Choi's theorem states that any CPTP operator $\Phi(\cdot) : C^*_{n\times n} \rightarrow C^*_{m \times m}$ can be expressed as $\Phi(\rho) = \sum_{j=1}^r F_j^\dagger \rho F_j$, for some $n \times m$ matrices $F_j$ such that $\sum_j F_j F_j^\dagger = I_n$.

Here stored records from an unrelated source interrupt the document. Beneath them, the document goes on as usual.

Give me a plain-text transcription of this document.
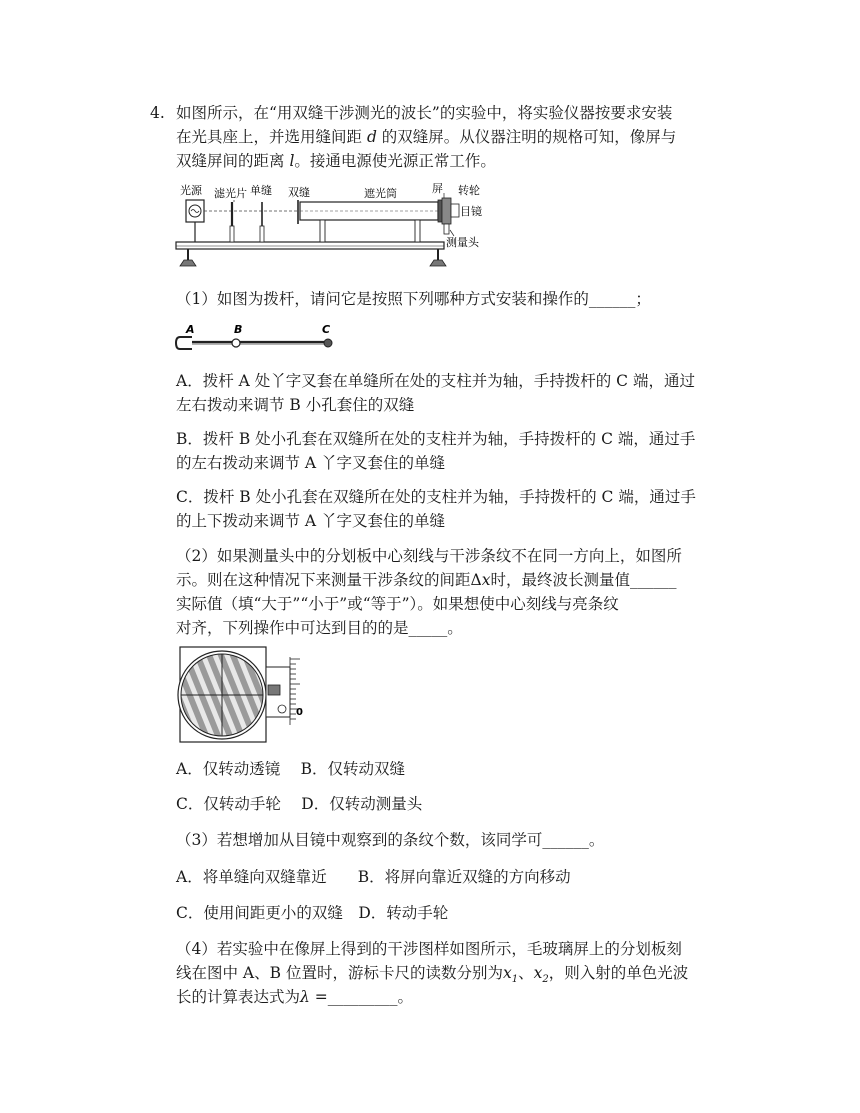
4. 如图所示，在“用双缝干涉测光的波长”的实验中，将实验仪器按要求安装
在光具座上，并选用缝间距 d 的双缝屏。从仪器注明的规格可知，像屏与
双缝屏间的距离 l。接通电源使光源正常工作。
光源 滤光片 单缝 双缝	遮光筒	屏 转轮
目镜
测量头
（1）如图为拨杆，请问它是按照下列哪种方式安装和操作的______；
A	B	C
A．拨杆 A 处丫字叉套在单缝所在处的支柱并为轴，手持拨杆的 C 端，通过
左右拨动来调节 B 小孔套住的双缝
B．拨杆 B 处小孔套在双缝所在处的支柱并为轴，手持拨杆的 C 端，通过手
的左右拨动来调节 A 丫字叉套住的单缝
C．拨杆 B 处小孔套在双缝所在处的支柱并为轴，手持拨杆的 C 端，通过手
的上下拨动来调节 A 丫字叉套住的单缝
（2）如果测量头中的分划板中心刻线与干涉条纹不在同一方向上，如图所
示。则在这种情况下来测量干涉条纹的间距Δx时，最终波长测量值______
实际值（填“大于”“小于”或“等于”）。如果想使中心刻线与亮条纹
对齐，下列操作中可达到目的的是_____。
0
A．仅转动透镜　 B．仅转动双缝
C．仅转动手轮　 D．仅转动测量头
（3）若想增加从目镜中观察到的条纹个数，该同学可______。
A．将单缝向双缝靠近　　B．将屏向靠近双缝的方向移动
C．使用间距更小的双缝　D．转动手轮
（4）若实验中在像屏上得到的干涉图样如图所示，毛玻璃屏上的分划板刻
线在图中 A、B 位置时，游标卡尺的读数分别为$x_1$、$x_2$，则入射的单色光波
长的计算表达式为λ =_________。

Using this fact, can we come up with unitary operation corresponding to the given CPTP operator $\Phi$?

satya

Posted 2019-07-31T22:59:33.860

Reputation: 389

Answers

4

An isometry $U:S\rightarrow S\otimes E$, where $S$ is your system and $E$ is an environment, such that

$$\mathrm{Tr}_E(U\rho U^\dagger)=\Phi(\rho)$$ is called a Stinespring dilation of $\Phi$. An easy way to construct a Stinespring dilation from the Kraus operators is to consider $\mathcal{H}_E=\mathrm{span}\{|j\rangle\}_{j=1}^r$ and

$$U=\sum_j F_j^S\otimes|j\rangle^E $$

it is easy to see that

$$\mathrm{Tr}_E(U\rho U^\dagger)= \mathrm{Tr}_E\left(\sum_jF_j\rho F_k^\dagger \otimes |j\rangle\langle k|\right)= \sum_jF_j\rho F_j^\dagger=\Phi(\rho)$$

but notice that since the set of Kraus operators for a channel is not unique, neither is the Stinespring dilation.

user2723984

Posted 2019-07-31T22:59:33.860

Reputation: 845